OpenEHR security will always have to address ownership issues regardless of
the legal forum. A change of administration translates into changes in how
daily lives must be conducted. Adaptability is key to survival. HIPPA itself
is a prime example of competing forces that will continue to shape it even
though it has been enacted and made effective. Legislative bodies legislate
and change things. Designing a standard or a system in total conformance to
today's version without adaptability is not a good idea.
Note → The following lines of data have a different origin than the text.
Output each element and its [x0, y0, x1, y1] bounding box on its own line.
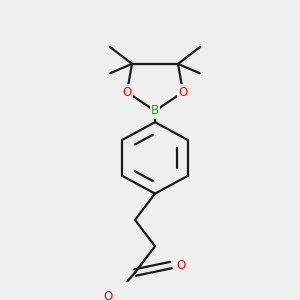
Text: O: O — [178, 85, 188, 99]
Text: O: O — [103, 290, 112, 300]
Text: O: O — [122, 85, 132, 99]
Text: B: B — [151, 104, 159, 117]
Text: O: O — [176, 259, 186, 272]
OpenEHR security must function within a human information system not a
computer-based system. Wish it wasn't so because handing down a set of
commandments in a computer-based system is considerably different, an
example being the successful specification of security features for a Secure
Data Store. We haven't had this much luck in human-based systems.
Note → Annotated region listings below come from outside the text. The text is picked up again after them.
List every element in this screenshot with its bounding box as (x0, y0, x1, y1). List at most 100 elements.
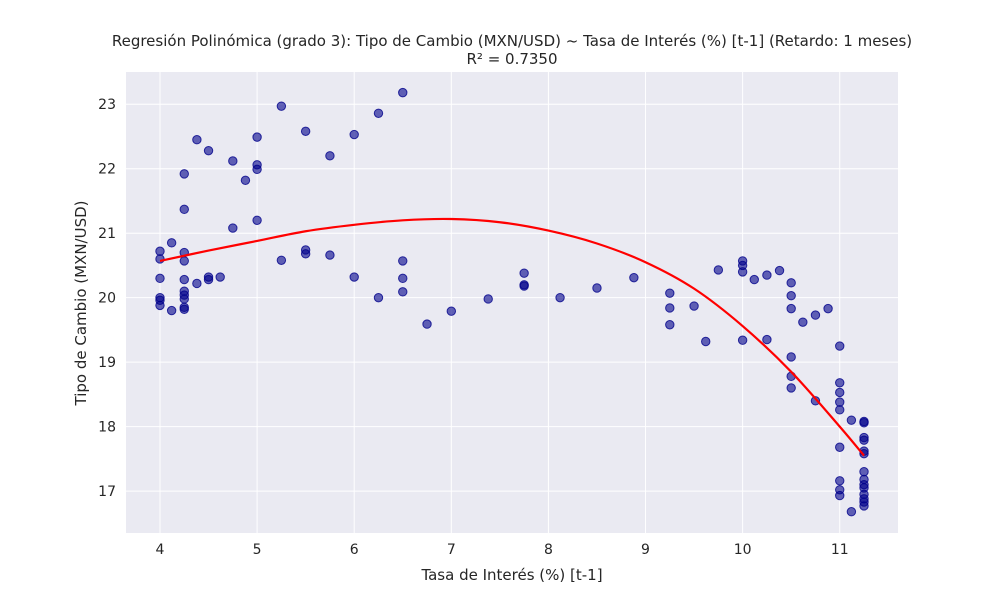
chart-title: Regresión Polinómica (grado 3): Tipo de … (112, 32, 912, 50)
data-point (179, 274, 189, 285)
data-point (835, 378, 845, 388)
data-point (859, 435, 869, 445)
data-point (859, 418, 869, 428)
data-point (155, 300, 165, 311)
data-point (835, 405, 845, 415)
data-point (179, 294, 189, 304)
data-point (689, 301, 699, 311)
data-point (835, 397, 845, 407)
x-tick-label: 11 (831, 542, 849, 558)
data-point (446, 306, 457, 316)
x-tick-label: 9 (641, 542, 650, 558)
data-point (349, 129, 359, 140)
data-point (325, 250, 335, 260)
chart-subtitle: R² = 0.7350 (466, 50, 557, 68)
data-point (823, 303, 833, 314)
y-tick-label: 18 (98, 420, 116, 436)
data-point (203, 274, 214, 285)
data-point (713, 265, 724, 275)
data-point (398, 287, 408, 297)
regression-curve (159, 217, 865, 457)
data-point (846, 507, 857, 517)
data-points (155, 87, 869, 517)
data-point (276, 255, 287, 265)
data-point (846, 415, 857, 425)
data-point (192, 278, 202, 289)
data-point (859, 501, 869, 511)
data-point (166, 305, 177, 316)
y-axis-label: Tipo de Cambio (MXN/USD) (72, 200, 90, 406)
data-point (203, 145, 214, 156)
y-tick-label: 17 (98, 484, 116, 500)
data-point (349, 272, 359, 282)
data-point (398, 256, 408, 266)
y-tick-label: 22 (98, 162, 116, 178)
data-point (179, 304, 189, 314)
data-point (252, 215, 262, 225)
data-point (398, 273, 408, 284)
data-point (373, 292, 384, 303)
data-point (519, 281, 529, 291)
data-point (179, 169, 189, 179)
data-point (786, 278, 796, 288)
data-point (155, 246, 165, 256)
y-tick-label: 21 (98, 226, 116, 242)
data-point (665, 320, 675, 330)
data-point (276, 101, 287, 111)
data-point (422, 319, 432, 329)
data-point (835, 476, 845, 486)
x-tick-label: 7 (447, 542, 456, 558)
data-point (252, 164, 262, 175)
data-point (215, 272, 225, 282)
data-point (810, 310, 821, 320)
data-point (786, 291, 796, 301)
data-point (786, 303, 796, 314)
data-point (155, 254, 165, 264)
x-tick-label: 6 (350, 542, 359, 558)
data-point (192, 134, 202, 145)
data-point (555, 292, 565, 303)
data-point (373, 108, 384, 118)
data-point (629, 272, 639, 283)
x-tick-label: 5 (253, 542, 262, 558)
data-point (166, 238, 177, 248)
x-tick-label: 8 (544, 542, 553, 558)
x-tick-label: 4 (156, 542, 165, 558)
x-axis-ticks: 4 5 6 7 8 9 10 11 (156, 542, 849, 558)
y-tick-label: 19 (98, 355, 116, 371)
data-point (300, 126, 311, 137)
data-point (798, 317, 808, 327)
data-point (762, 270, 772, 280)
data-point (252, 132, 262, 142)
data-point (665, 288, 675, 298)
data-point (762, 334, 772, 345)
data-point (665, 303, 675, 313)
data-point (774, 265, 785, 276)
data-point (737, 335, 748, 345)
x-tick-label: 10 (734, 542, 752, 558)
x-axis-label: Tasa de Interés (%) [t-1] (420, 566, 602, 584)
plot-area (126, 72, 898, 533)
data-point (300, 249, 311, 259)
data-point (228, 156, 238, 166)
data-point (325, 151, 335, 161)
data-point (398, 87, 408, 98)
data-point (483, 294, 493, 304)
data-point (835, 442, 845, 452)
data-point (179, 204, 189, 215)
data-point (835, 387, 845, 398)
data-point (835, 490, 845, 501)
data-point (155, 273, 165, 284)
data-point (859, 467, 869, 477)
data-point (701, 336, 711, 347)
data-point (228, 223, 238, 233)
data-point (240, 175, 251, 186)
gridlines (126, 72, 898, 533)
data-point (749, 274, 759, 285)
data-point (179, 256, 189, 266)
data-point (737, 267, 748, 277)
data-point (786, 383, 796, 393)
data-point (519, 268, 529, 278)
data-point (835, 341, 845, 351)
Healthcare itself is dynamic and is likely to place even more burdens on
OpenEHR security, e.g., remote monitoring, diagnosis, prescription and
surgery. For example, Elizabeth Maher has submitted a short, recent response
to the post 'Re: EPR vs. EHR" that reads:

vvvvvvvvvv
The English National Health Service makes an explicit distinction
between the "cradle to grave" EHR and the Electronic Patient Record
(EPR) which is used to record episodic or periodic healthcare. The EPR
is a more generic term and is inclusive of other forms of periodic or
episodic health care besides medical care. The proposed ISO definition
of the EPR is the same as that of the English NHS except for the
addition of the word "episodic".
^^^^^^^^^^

It is timely since it points out that there are non-medical sources of
information that will ultimately have to be considered, e.g., mental health.
Each source of information may have a security system separate and distinct
from OpenEHR. The interface between security systems cannot be dropped, they
must somehow be integrated.

"episodic" (includes events, 'one-of-a-kind') records may or may not be
important, e.g., the Patient was required to visit a Clinic in China during
a business trip within the past two weeks. Records that may or may not have
to be integrated but were created and maintained (hopefully) within some
security system. Integration would have to be handled consistent with
current (at the time) OpenEHR standards.

Solutions include encapsulation of 'stray' records into a child EHR; easily
controlled and stored. Interestingly encapsulation may also apply to EHRs
created and maintained in different legal jurisdictions.

SUGGESTION:
Local, regional, national and global security monitoring and control is
needed but may be dissimilar in many respects. Ownership issues will remain
a plague. One might structure a response to include the assignment of a
right to copy today's EHR and pertinent history with copy ownership
remaining with the Healthcare Practitioner or Organization.